アルカトラズ・・・サンフランシスコ湾のなかにある小島で、連邦政府刑務所があったことで有名です。禁酒法時代に整備され、アル・カポネなどの有名な犯罪者が収容されたことでも有名で、周囲を流れのはやい潮流で囲まれた小島は自然の要塞と化し、脱獄不可能と言われていました。
しかし、1963年に閉鎖されるまでに、14回、延べ36人が脱獄を試み、23人は拘束、6人は射殺、2人は溺死、そして5人は行方不明(おそらく溺死)とされています。
クリント・イーストウッドが演じた「アルカトラズからの脱出(1979)」では、ほぼ事実に基づいた1962年のフランク・モリスの脱獄が映画化されています。
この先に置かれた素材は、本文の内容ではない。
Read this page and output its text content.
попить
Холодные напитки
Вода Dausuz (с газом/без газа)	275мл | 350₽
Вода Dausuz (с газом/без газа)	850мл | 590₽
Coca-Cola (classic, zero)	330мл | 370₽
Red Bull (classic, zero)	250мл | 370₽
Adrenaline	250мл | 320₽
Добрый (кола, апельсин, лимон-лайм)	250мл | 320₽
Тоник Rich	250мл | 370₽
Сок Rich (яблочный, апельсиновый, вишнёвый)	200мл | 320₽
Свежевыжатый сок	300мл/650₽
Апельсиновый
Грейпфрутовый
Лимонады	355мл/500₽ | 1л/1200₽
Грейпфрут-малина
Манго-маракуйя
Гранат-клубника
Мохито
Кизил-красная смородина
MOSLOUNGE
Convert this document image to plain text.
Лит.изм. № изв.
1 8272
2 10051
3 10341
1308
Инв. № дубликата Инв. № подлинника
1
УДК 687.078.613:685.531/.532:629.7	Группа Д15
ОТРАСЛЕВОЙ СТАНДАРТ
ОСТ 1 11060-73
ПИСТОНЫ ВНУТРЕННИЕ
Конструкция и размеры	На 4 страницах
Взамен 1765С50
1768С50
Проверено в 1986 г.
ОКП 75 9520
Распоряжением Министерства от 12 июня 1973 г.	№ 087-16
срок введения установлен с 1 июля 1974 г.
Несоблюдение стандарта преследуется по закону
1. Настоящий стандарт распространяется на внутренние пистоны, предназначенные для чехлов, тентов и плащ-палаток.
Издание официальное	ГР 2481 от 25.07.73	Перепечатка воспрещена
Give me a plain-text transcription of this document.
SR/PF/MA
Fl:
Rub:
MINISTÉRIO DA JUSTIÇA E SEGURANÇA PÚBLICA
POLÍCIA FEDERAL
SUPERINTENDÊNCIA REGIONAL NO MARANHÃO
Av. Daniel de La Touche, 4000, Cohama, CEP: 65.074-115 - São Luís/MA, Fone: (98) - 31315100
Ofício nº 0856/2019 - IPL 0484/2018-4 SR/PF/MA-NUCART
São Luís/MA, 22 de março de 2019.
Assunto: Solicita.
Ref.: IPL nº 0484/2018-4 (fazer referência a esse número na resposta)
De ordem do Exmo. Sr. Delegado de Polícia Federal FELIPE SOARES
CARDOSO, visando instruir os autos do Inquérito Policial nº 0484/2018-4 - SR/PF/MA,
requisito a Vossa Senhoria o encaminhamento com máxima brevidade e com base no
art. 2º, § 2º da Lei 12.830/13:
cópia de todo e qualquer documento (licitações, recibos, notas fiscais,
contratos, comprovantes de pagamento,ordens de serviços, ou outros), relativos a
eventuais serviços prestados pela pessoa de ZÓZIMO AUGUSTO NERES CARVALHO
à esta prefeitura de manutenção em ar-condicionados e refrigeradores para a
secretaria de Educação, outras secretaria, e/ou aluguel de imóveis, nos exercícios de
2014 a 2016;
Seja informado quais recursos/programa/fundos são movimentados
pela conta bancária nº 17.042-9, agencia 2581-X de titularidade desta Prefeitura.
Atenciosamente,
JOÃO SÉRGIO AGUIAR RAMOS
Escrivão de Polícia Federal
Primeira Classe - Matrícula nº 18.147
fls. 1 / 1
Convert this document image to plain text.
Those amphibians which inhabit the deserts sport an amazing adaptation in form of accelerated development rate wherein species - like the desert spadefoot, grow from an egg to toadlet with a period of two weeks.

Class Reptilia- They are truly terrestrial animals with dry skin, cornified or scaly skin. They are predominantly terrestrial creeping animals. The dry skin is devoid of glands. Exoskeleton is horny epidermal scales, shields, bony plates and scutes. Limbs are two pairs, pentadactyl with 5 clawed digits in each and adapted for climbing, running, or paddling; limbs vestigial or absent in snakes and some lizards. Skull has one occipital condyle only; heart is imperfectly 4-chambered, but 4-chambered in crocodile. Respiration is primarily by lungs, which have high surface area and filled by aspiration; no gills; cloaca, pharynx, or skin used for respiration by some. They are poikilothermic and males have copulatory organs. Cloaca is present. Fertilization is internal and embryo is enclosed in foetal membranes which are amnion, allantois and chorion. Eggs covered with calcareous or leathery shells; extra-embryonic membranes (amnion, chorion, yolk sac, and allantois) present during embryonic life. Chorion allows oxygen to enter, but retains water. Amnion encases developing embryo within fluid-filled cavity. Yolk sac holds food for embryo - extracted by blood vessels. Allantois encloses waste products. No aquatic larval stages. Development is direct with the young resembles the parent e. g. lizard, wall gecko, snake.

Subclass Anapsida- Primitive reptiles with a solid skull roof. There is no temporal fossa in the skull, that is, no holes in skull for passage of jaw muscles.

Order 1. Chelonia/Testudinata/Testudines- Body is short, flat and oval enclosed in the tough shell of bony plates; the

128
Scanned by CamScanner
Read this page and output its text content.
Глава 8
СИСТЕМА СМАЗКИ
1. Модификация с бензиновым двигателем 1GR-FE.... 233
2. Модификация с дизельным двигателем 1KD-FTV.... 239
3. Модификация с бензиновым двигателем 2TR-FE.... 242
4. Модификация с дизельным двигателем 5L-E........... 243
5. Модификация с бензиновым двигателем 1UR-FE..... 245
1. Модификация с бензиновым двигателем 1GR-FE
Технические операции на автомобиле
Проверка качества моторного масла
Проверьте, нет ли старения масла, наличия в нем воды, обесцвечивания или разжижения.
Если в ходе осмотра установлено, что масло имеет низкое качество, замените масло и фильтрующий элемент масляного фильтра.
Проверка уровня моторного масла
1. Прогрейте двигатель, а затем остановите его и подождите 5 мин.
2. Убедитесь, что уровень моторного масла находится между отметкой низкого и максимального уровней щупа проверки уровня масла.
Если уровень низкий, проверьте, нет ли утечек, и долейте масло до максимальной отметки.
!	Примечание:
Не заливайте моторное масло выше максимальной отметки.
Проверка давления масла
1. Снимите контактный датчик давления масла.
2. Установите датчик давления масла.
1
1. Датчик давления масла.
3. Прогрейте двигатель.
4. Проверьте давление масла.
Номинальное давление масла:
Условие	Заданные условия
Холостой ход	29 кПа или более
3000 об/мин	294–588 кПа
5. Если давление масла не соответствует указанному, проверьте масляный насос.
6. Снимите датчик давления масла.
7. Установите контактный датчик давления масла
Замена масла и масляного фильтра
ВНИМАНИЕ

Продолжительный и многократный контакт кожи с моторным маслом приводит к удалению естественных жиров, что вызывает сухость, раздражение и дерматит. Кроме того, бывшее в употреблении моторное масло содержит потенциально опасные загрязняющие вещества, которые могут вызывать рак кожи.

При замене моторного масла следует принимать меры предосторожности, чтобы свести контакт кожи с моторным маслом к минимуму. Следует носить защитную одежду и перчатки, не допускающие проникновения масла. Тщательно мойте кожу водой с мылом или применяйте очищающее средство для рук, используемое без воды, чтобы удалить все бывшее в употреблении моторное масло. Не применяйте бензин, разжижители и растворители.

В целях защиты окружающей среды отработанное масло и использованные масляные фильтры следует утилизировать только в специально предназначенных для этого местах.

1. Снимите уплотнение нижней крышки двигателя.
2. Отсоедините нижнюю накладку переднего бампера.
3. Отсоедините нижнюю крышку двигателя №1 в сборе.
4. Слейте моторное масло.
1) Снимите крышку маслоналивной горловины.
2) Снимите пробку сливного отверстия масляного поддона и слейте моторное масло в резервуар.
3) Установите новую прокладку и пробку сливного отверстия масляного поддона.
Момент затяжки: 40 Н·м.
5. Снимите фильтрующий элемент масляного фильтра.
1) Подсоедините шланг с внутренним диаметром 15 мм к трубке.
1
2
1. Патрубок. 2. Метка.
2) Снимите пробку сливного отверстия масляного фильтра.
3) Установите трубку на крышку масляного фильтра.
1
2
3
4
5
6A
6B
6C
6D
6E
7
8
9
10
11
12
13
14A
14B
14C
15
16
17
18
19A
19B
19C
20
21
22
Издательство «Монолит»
もとから施設の維持費用が他の刑務所に比べて高い事などが問題視され、モリスの脱獄により、施設の老朽化などが明らかになり閉鎖に至ったとされています。
強盗、殺人などを繰り返していたヘンリー・ヤングは、1933年にアルカトラズに収容され、1939年1月に脱獄の失敗により22か月間の独房収容となり、独房から出された1940年12月に脱獄の仲間だった囚人を刺殺しました。ヤングの裁判により、アルカトラズにおける非人道的な囚人の扱いが明らかになりました。
この映画はヘンリー・ヤングをモデルとし、マーク・ロッソが監督した、映画冒頭に示される自称「真実の物語をもとにしている」ストーリーです。自称としたのは、ヘンリー・ヤングのキャラクター設定を、あからさまに観客が同情できるように改変していることによります。
映画ではヘンリーはたった5ドルを盗んだだけで収監されたことになっていて、脱獄失敗後に3年半の間独房に入れられたことになっています。そして殺人罪の裁判で事実上の勝利(傷害致死罪)を得るのですが、絶望のアルカトラズに戻されたことで(おそらく)自殺してしまいます。
ヘンリー・ヤングはたった5ドルを盗んだだけではなく、銀行強盗もしているし殺人も犯している。独房に入っていたのは22か月(それでも長いですが)、そして裁判の後は別の刑務所に移され後年保釈されています(Wikipediaより)。フィクションとして多くの非人道的な扱いに屈することが無い人間のストーリーならばわかりますが、明らかに「事実に基づく」とすることで、より大きな感動を呼び起こそうとする作為は反則です。
それでも感動のストーリーとして絶賛する声も理解できますが、話を作り過ぎという気持ちはかなり興味をそがれることも否定できません。ただし、ヘンリー・ヤングを演じたケヴィン・ベーコンの熱演は見事で、彼にとっても代表作の一つに数えることができるものだろうと思います。また、囚人を苛め抜くグレン副所長を演じたゲイリー・オールドマンのサディスティックな演技も凄まじい。
もっとも、この映画の見所はヤングの裁判を通して、アルカトラズの囚人に対する虐待行為を告発することにあります。ヤングの弁護士となったジェームズ・スタンフィル(クリスチャン・スレーター)は、ある意味政府の犯罪を明るみにしようとしているので多くの妨害を受けることになります。ヤングとスタンフィルの間にはしだいに友情のようなものが芽生えてくるのですが、事実がどうだったかは判断できません。
この事件は、世間がこの刑務所に疑惑の目を向けるきっかけにはなったかもしれません。しかし、実際この事件のあとモリスの脱獄まで20年もアルカトラズは刑務所として使われたわけですから、映画的にこの事件が閉鎖に追い込んだという見方に誘導するような終わり方にも問題があるかもしれません。